Stevens, 53, has had an outstanding year, having ridden Beholder to a dramatic win by a nose in the Breeders’ Cup Distaff at Santa Anita on Nov. 4. Beholder was retired after the BC Distaff and has been sent to Kentucky to be bred next year.

In 2016, Stevens won 40 races from 316 mounts who earned $5.9 million. Stevens was often selective with his mounts, frequently riding only a few horses a day.

Stevens has won 15 stakes this year, the most recent of which was the Ruis-owned Defiantly in the Let It Ride Stakes at Del Mar on Nov. 12.

Stevens has won 5,083 races in the United States and Canada and has ridden extensively internationally, notably in Dubai, England, and Hong Kong in a career that began in 1979.

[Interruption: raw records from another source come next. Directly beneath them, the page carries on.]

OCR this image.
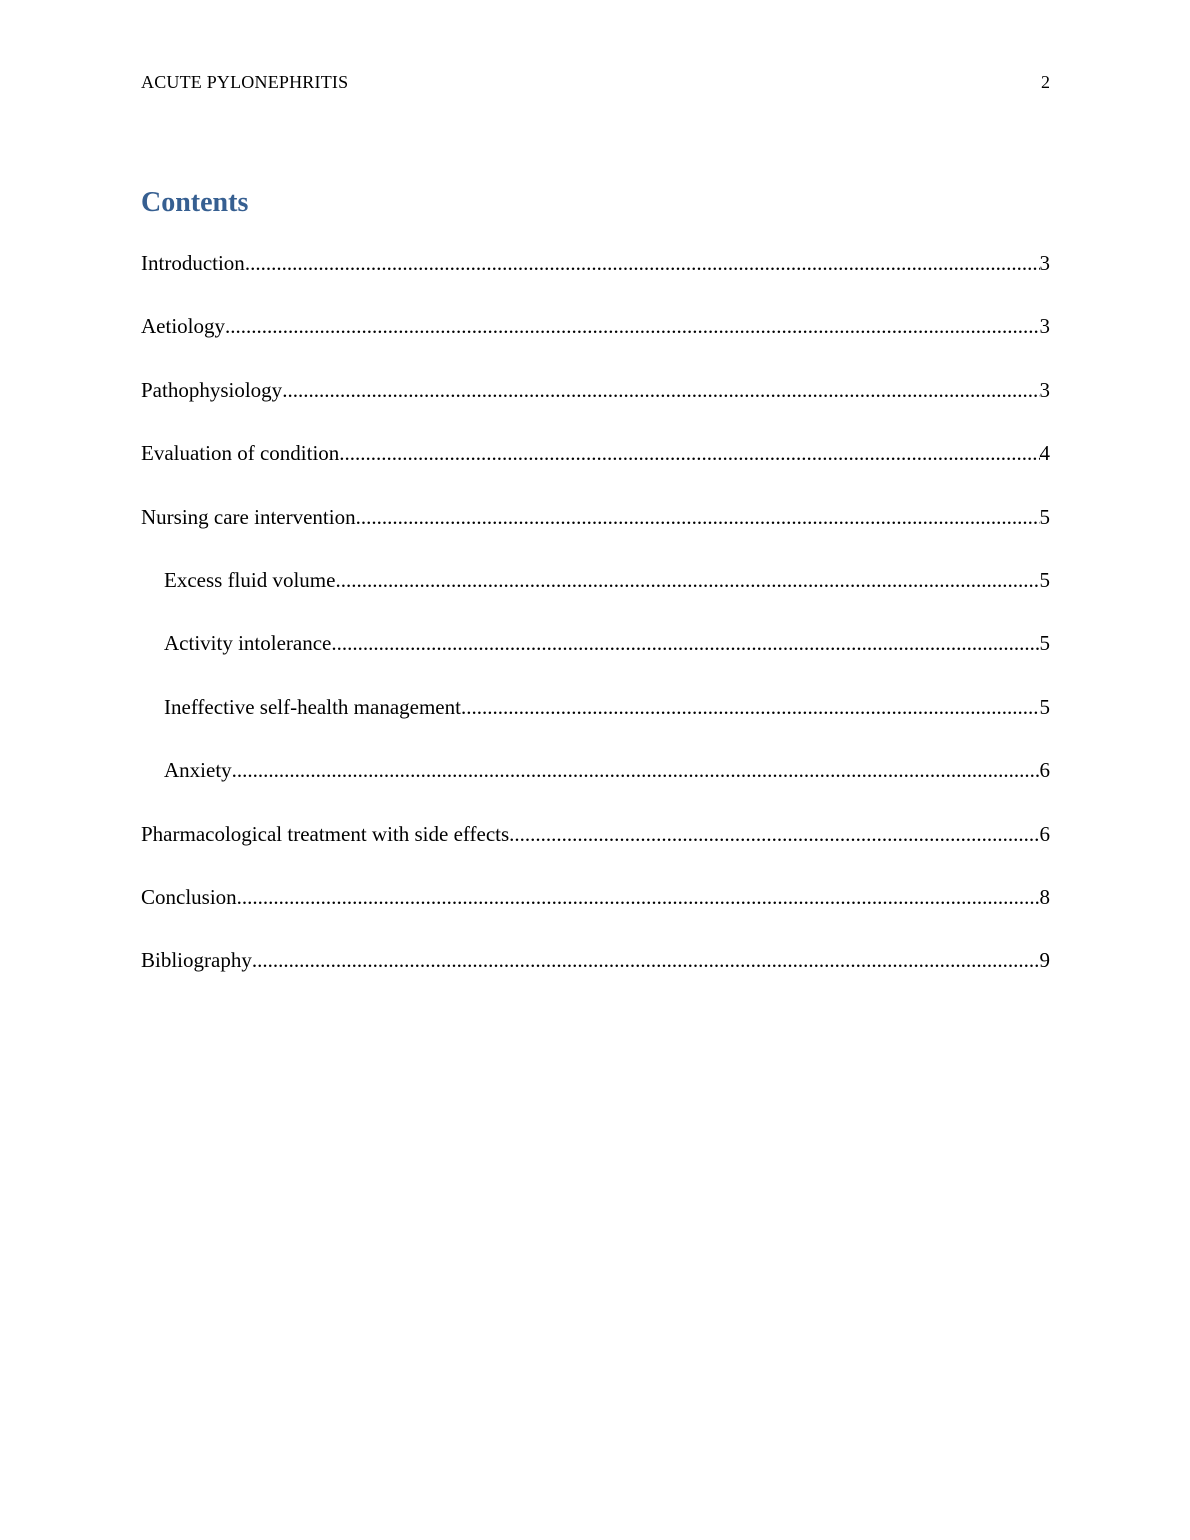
ACUTE PYLONEPHRITIS	2
Contents
Introduction .....	3
Aetiology .....	3
Pathophysiology .....	3
Evaluation of condition .....	4
Nursing care intervention .....	5
Excess fluid volume .....	5
Activity intolerance .....	5
Ineffective self-health management .....	5
Anxiety .....	6
Pharmacological treatment with side effects .....	6
Conclusion .....	8
Bibliography .....	9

Stevens has fought knee problems in the past that have led to temporary retirements. With the exception of one mount in an exhibition, Stevens once did not ride for seven years, making a comeback in January, 2013. That year he won the Preakness Stakes on Oxbow and the Breeders’ Cup Classic on Mucho Macho Man..

In 2014, he underwent knee replacement surgery that resulted in a four-month break.

Earlier in his career, Stevens won the Kentucky Derby three times — on Winning Colors (1988), Thunder Gulch (1995), and Silver Charm (1997).

Stevens won the 1998 Dubai World Cup on Silver Charm.